It might have been known easily they were. One fair dawn or sunset, obediently beheld, would have set them right; and shown that Turner was indeed the only true speaker concerning such things that ever yet had appeared in the world. They would neither look nor hear;—only shouted continuously, “Perish Apollo. Bring us back Python.”
§ 5. We must understand the real meaning of this cry, for herein rests not merely the question of the great right or wrong in Turner’s life, but the question of the right or wrong of all painting. Nay, on this issue hangs the nobleness of painting as an art altogether, for it is distinctively the art of coloring, not of shaping or relating. Sculptors and poets can do these, the painter’s own work is color.
Thus, then, for the last time, rises the question, what is the true dignity of color? We left that doubt a little while ago among the clouds, wondering what they had been made so scarlet for. Now Turner brings the doubt back to us, unescapable any more. No man, hitherto, had painted the clouds scarlet. Hesperid Æglé, and Erytheia, throned there in the west, fade into the twilights of four thousand years, unconfessed. Here is at last one who confesses them, but is it well? Men say these Hesperids are sensual goddesses,—traitresses,—that the Graiæ are the only true ones. Nature made the western and the eastern clouds splendid in fallacy. Crimson is impure and vile; let us paint in black if we would be virtuous.

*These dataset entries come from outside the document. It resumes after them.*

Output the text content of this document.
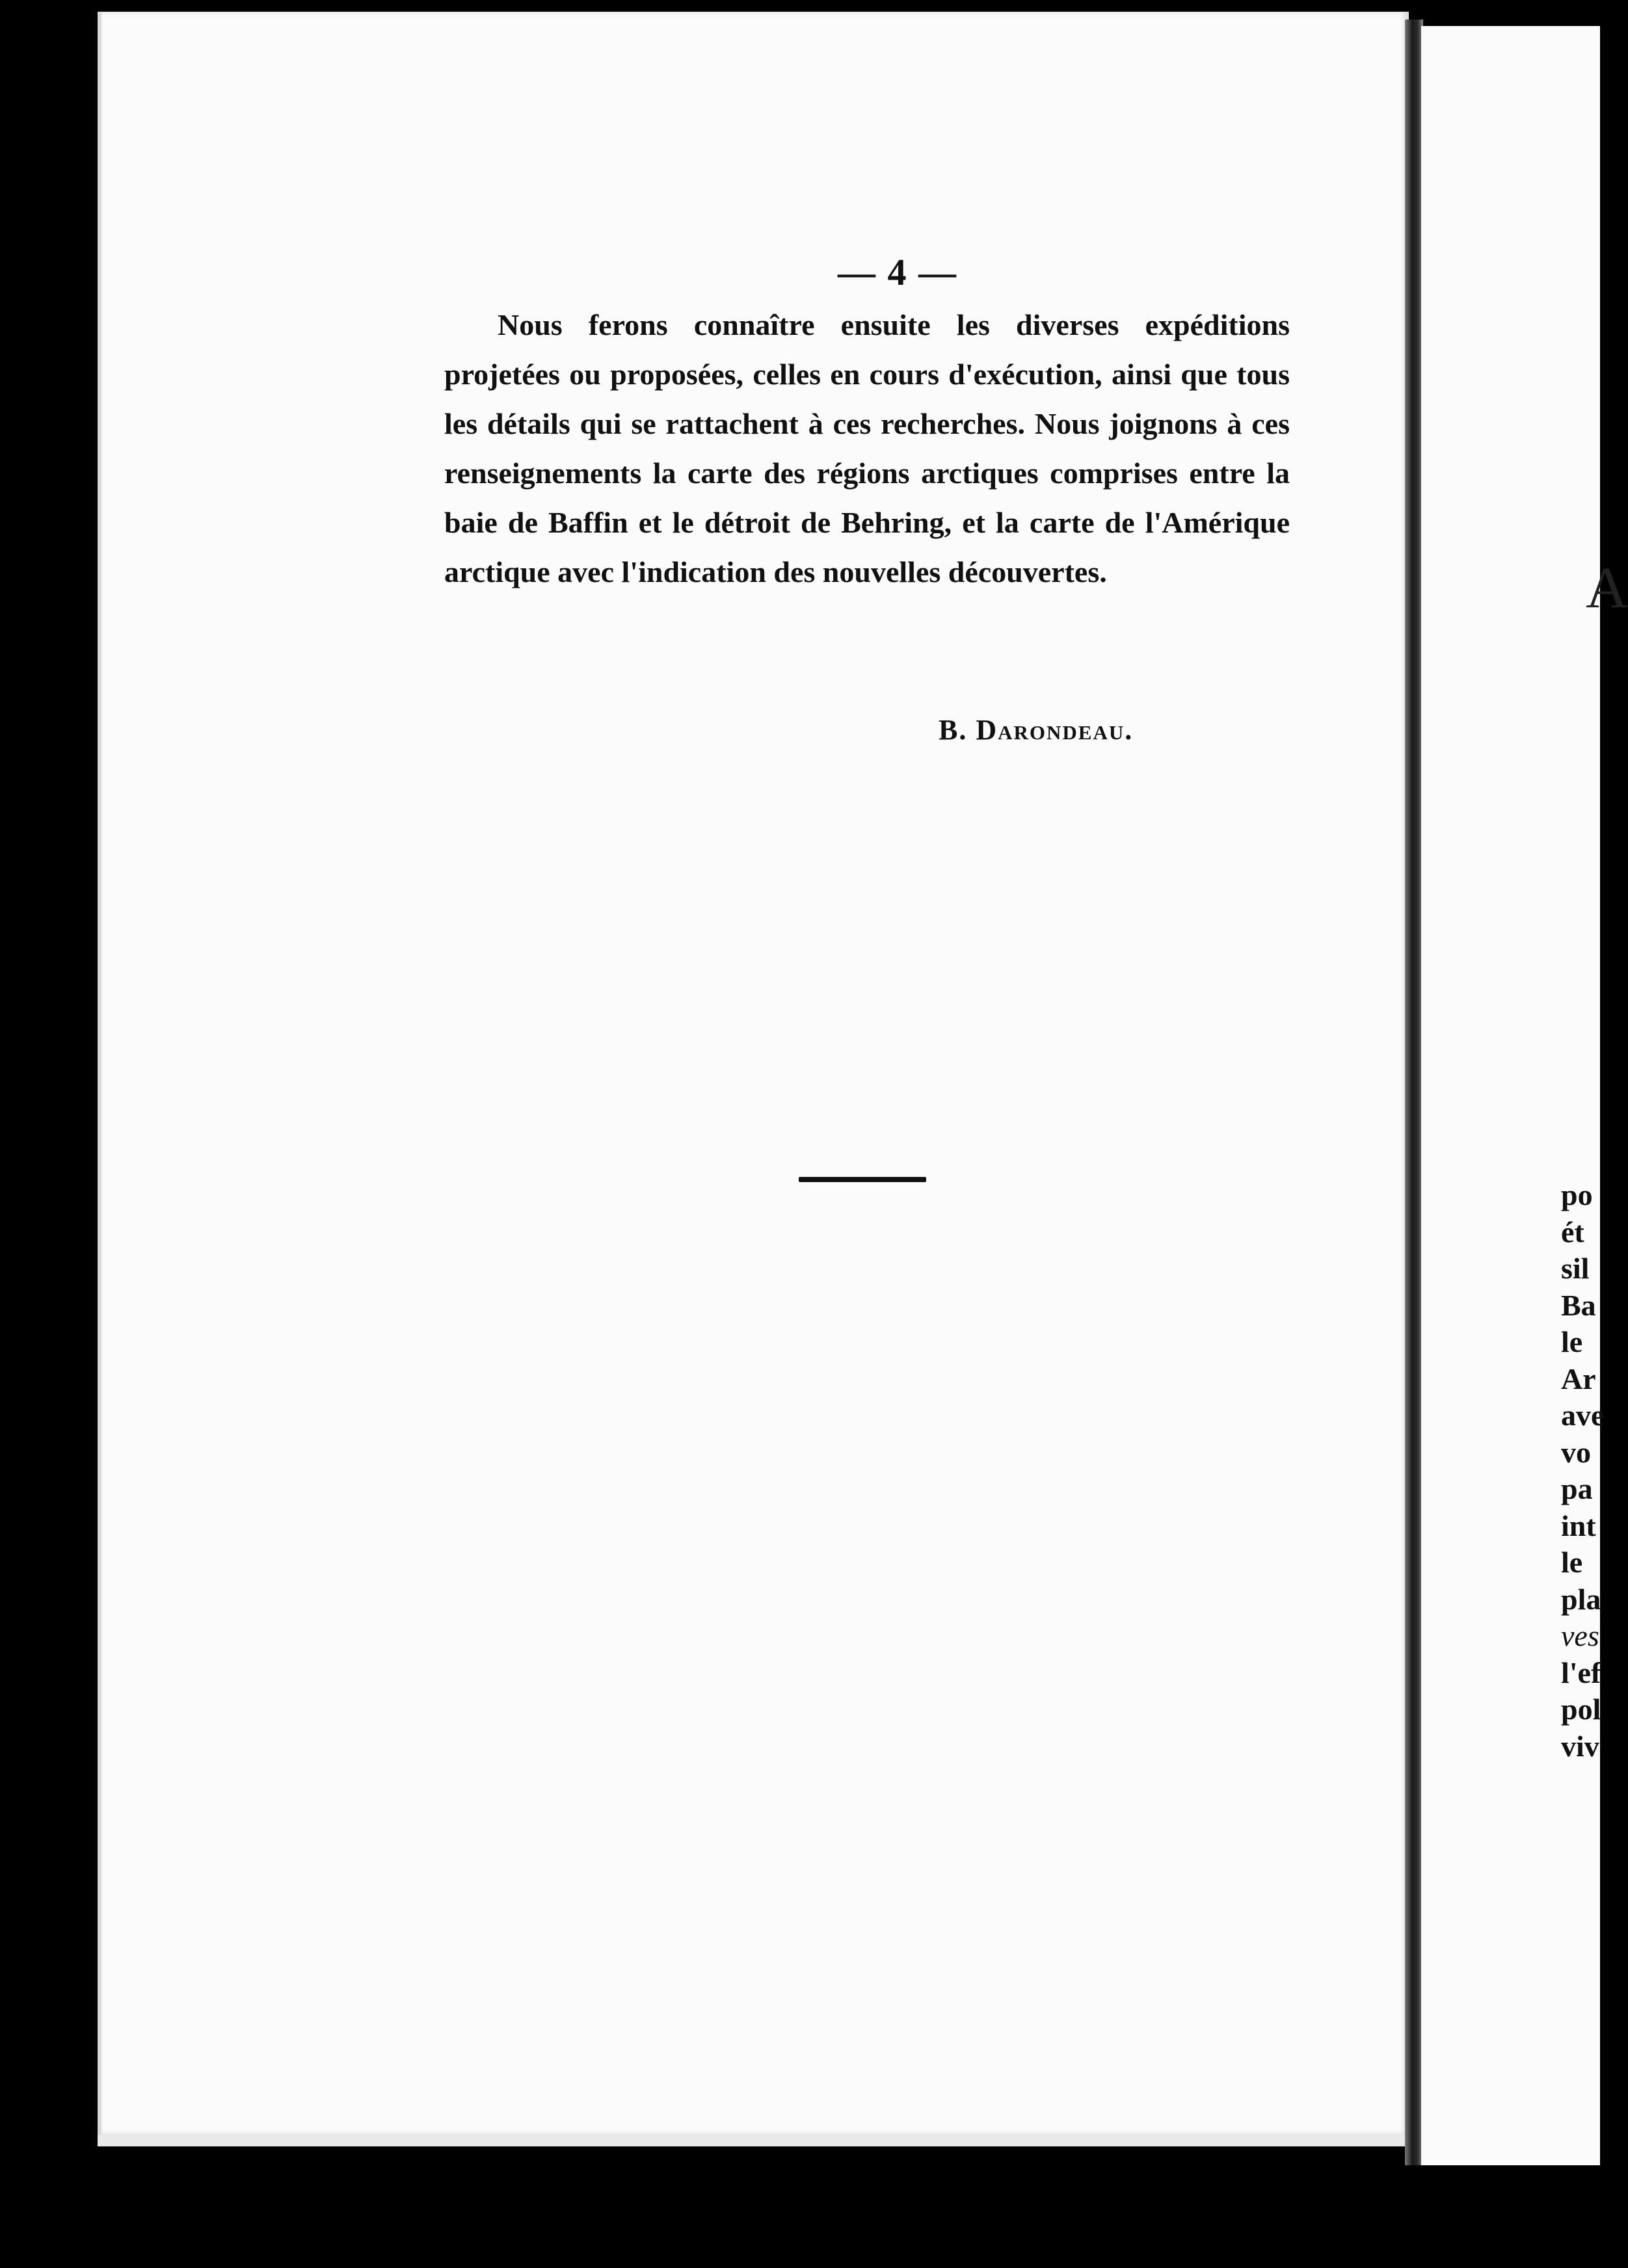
— 4 —

Nous ferons connaître ensuite les diverses expéditions projetées ou proposées, celles en cours d'exécution, ainsi que tous les détails qui se rattachent à ces recherches. Nous joignons à ces renseignements la carte des régions arctiques comprises entre la baie de Baffin et le détroit de Behring, et la carte de l'Amérique arctique avec l'indication des nouvelles découvertes.

B. Darondeau.
A
po
ét
sil
Ba
le
Ar
ave
vo
pa
int
le
pla
ves
l'ef
pol
viv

§ 6. Note, with respect to this matter, that the peculiar innovation of Turner was the perfection of the color chord by means of scarlet. Other painters had rendered the golden tones, and the blue tones, of sky; Titian especially the last, in perfectness. But none had dared to paint, none seem to have seen, the scarlet and purple.

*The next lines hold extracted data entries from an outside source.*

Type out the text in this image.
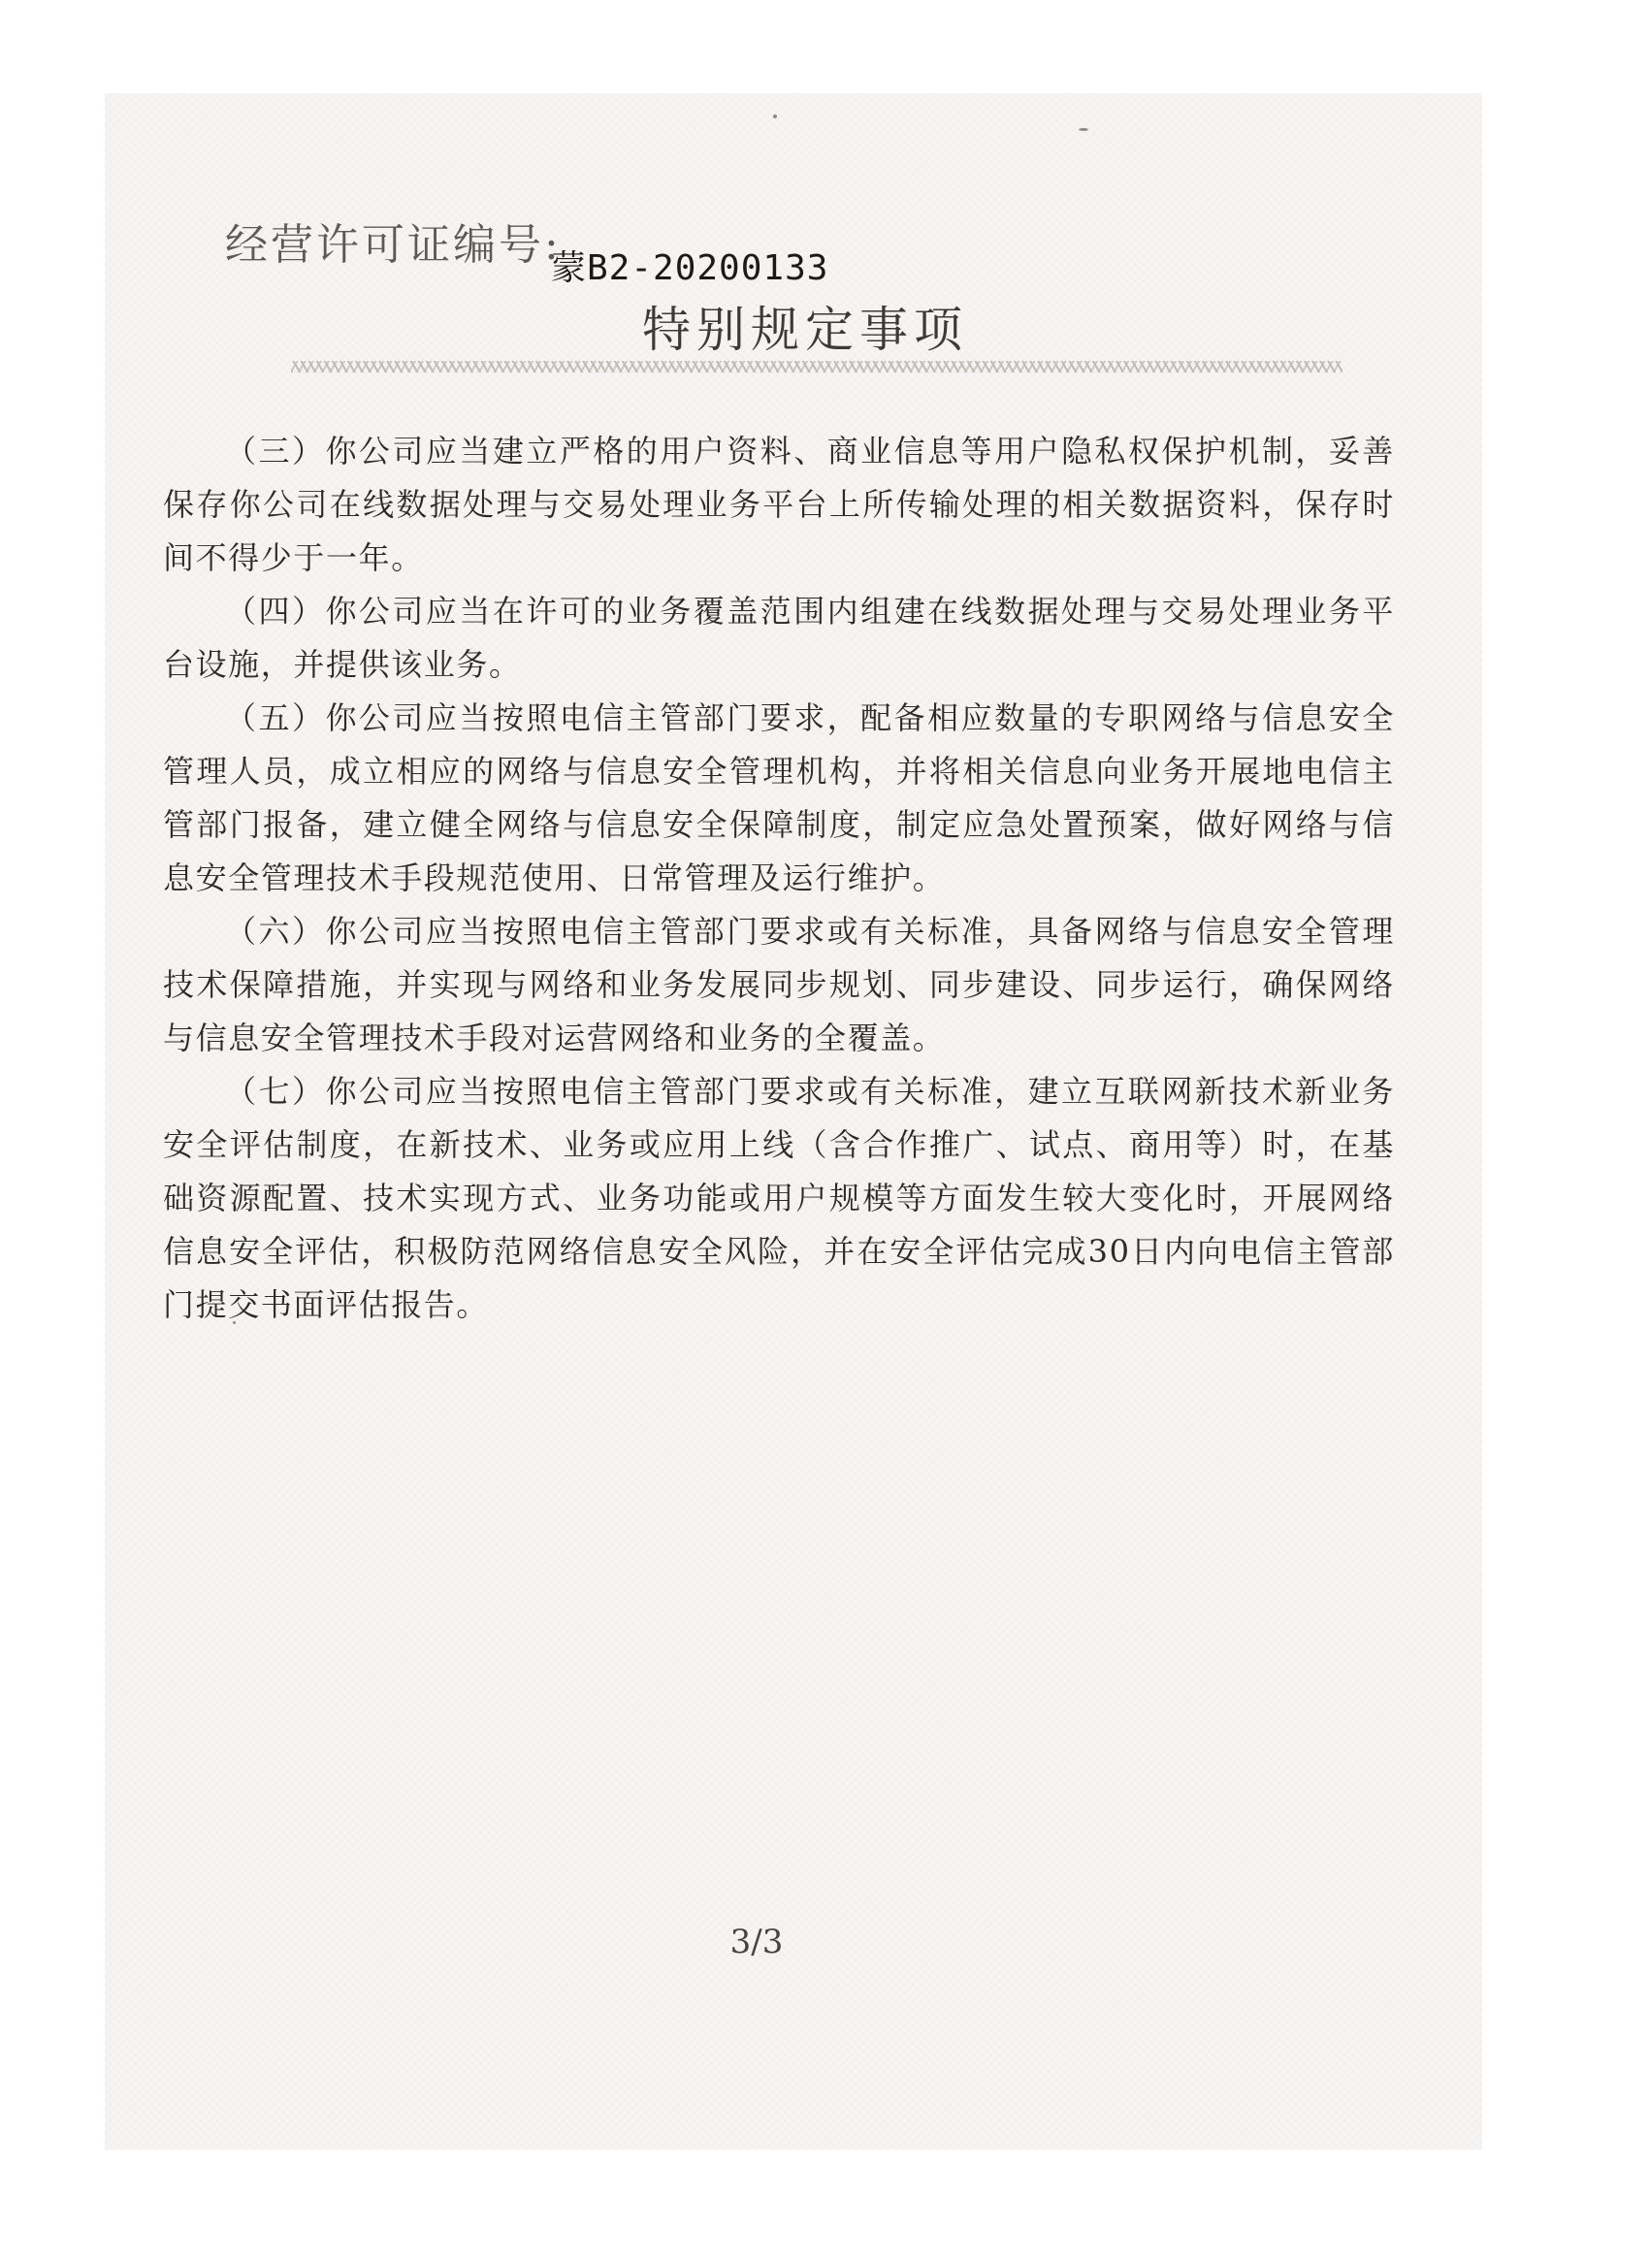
经营许可证编号:
蒙B2-20200133
特别规定事项

（三）你公司应当建立严格的用户资料、商业信息等用户隐私权保护机制，妥善保存你公司在线数据处理与交易处理业务平台上所传输处理的相关数据资料，保存时间不得少于一年。

（四）你公司应当在许可的业务覆盖范围内组建在线数据处理与交易处理业务平台设施，并提供该业务。

（五）你公司应当按照电信主管部门要求，配备相应数量的专职网络与信息安全管理人员，成立相应的网络与信息安全管理机构，并将相关信息向业务开展地电信主管部门报备，建立健全网络与信息安全保障制度，制定应急处置预案，做好网络与信息安全管理技术手段规范使用、日常管理及运行维护。

（六）你公司应当按照电信主管部门要求或有关标准，具备网络与信息安全管理技术保障措施，并实现与网络和业务发展同步规划、同步建设、同步运行，确保网络与信息安全管理技术手段对运营网络和业务的全覆盖。

（七）你公司应当按照电信主管部门要求或有关标准，建立互联网新技术新业务安全评估制度，在新技术、业务或应用上线（含合作推广、试点、商用等）时，在基础资源配置、技术实现方式、业务功能或用户规模等方面发生较大变化时，开展网络信息安全评估，积极防范网络信息安全风险，并在安全评估完成30日内向电信主管部门提交书面评估报告。

3/3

Nor was it only in seeing this color in vividness when it occurred in full light, that Turner differed from preceding painters. His most distinctive innovation as a colorist was his discovery of the scarlet shadow. “True, there is a sunshine whose light is golden, and its shadow gray; but there is another sunshine, and that the purest, whose light is white, and its shadow scarlet.” This was the essentially offensive, inconceivable thing, which he could not be believed in. There was some ground for the incredulity, because no color is vivid enough to express the pitch of light of pure white sunshine, so that the color given without the true intensity of light looks false. Nevertheless, Turner could not but report of the color truly. “I must indeed be lower in the key, but that is no reason why I should be false in the note. Here is sunshine which glows even when subdued; it has not cool shade, but fiery shade.”[2] This is the glory of sunshine.

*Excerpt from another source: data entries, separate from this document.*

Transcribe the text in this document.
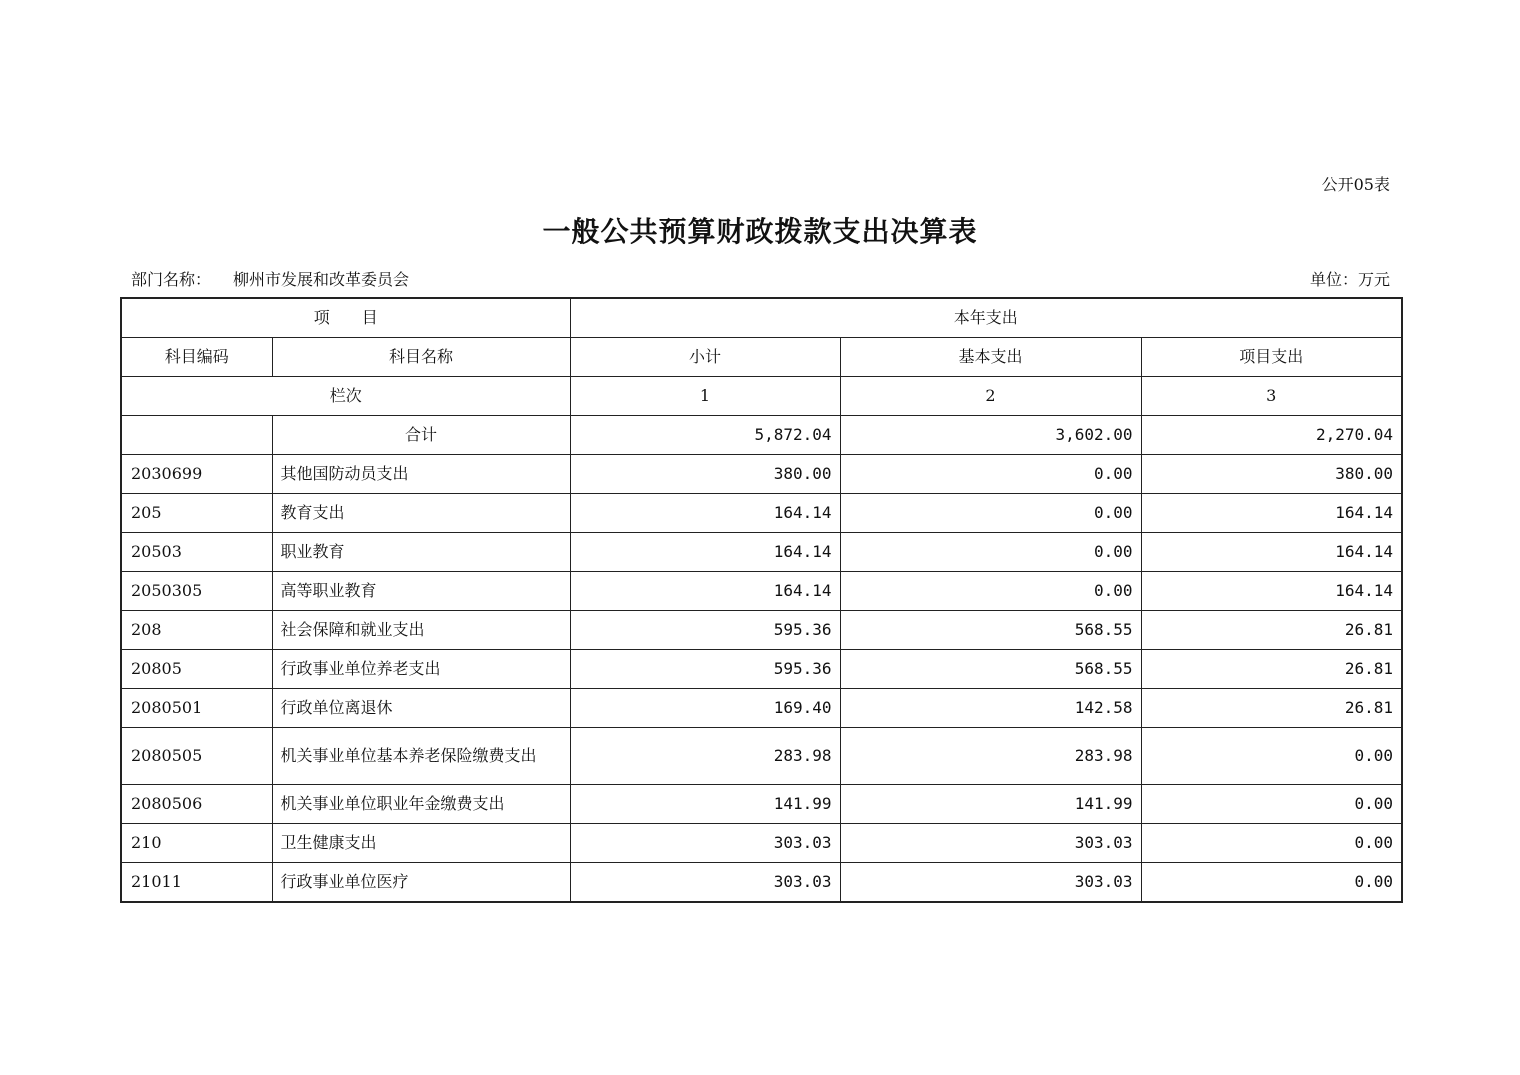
公开05表
一般公共预算财政拨款支出决算表
部门名称： 柳州市发展和改革委员会	单位：万元
项　　目		本年支出		
科目编码	科目名称	小计	基本支出	项目支出
栏次		1	2	3
	合计	5,872.04	3,602.00	2,270.04
2030699	其他国防动员支出	380.00	0.00	380.00
205	教育支出	164.14	0.00	164.14
20503	职业教育	164.14	0.00	164.14
2050305	高等职业教育	164.14	0.00	164.14
208	社会保障和就业支出	595.36	568.55	26.81
20805	行政事业单位养老支出	595.36	568.55	26.81
2080501	行政单位离退休	169.40	142.58	26.81
2080505	机关事业单位基本养老保险缴费支出	283.98	283.98	0.00
2080506	机关事业单位职业年金缴费支出	141.99	141.99	0.00
210	卫生健康支出	303.03	303.03	0.00
21011	行政事业单位医疗	303.03	303.03	0.00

§ 7. Now, this scarlet color,—or pure red, intensified by expression of light,—is, of all the three primitive colors, that which is most distinctive. Yellow is of the nature of simple light; blue, connected with simple shade; but red is an entirely abstract color. It is red to which the color-blind are blind, as if to show us that it was not necessary merely for the service or comfort of man, but that there was a special gift or teaching in this color. Observe, farther, that it is this color which the sunbeams take in passing through the earth’s atmosphere. The rose of dawn and sunset is the hue of the rays passing close over the earth. It is also concentrated in the blood of man.
| 80. Rocks at Rest. |
§ 8. Unforeseen requirements have compelled me to disperse through various works, undertaken between the first and last portions of this essay, the examination of many points respecting color, which I had intended to reserve for this place. I can now only refer the reader to these several passages,[3] and sum their import: which is briefly, that color generally, but chiefly the scarlet, used with the hyssop, in the Levitical law, is the great sanctifying element of visible beauty inseparably connected with purity and life.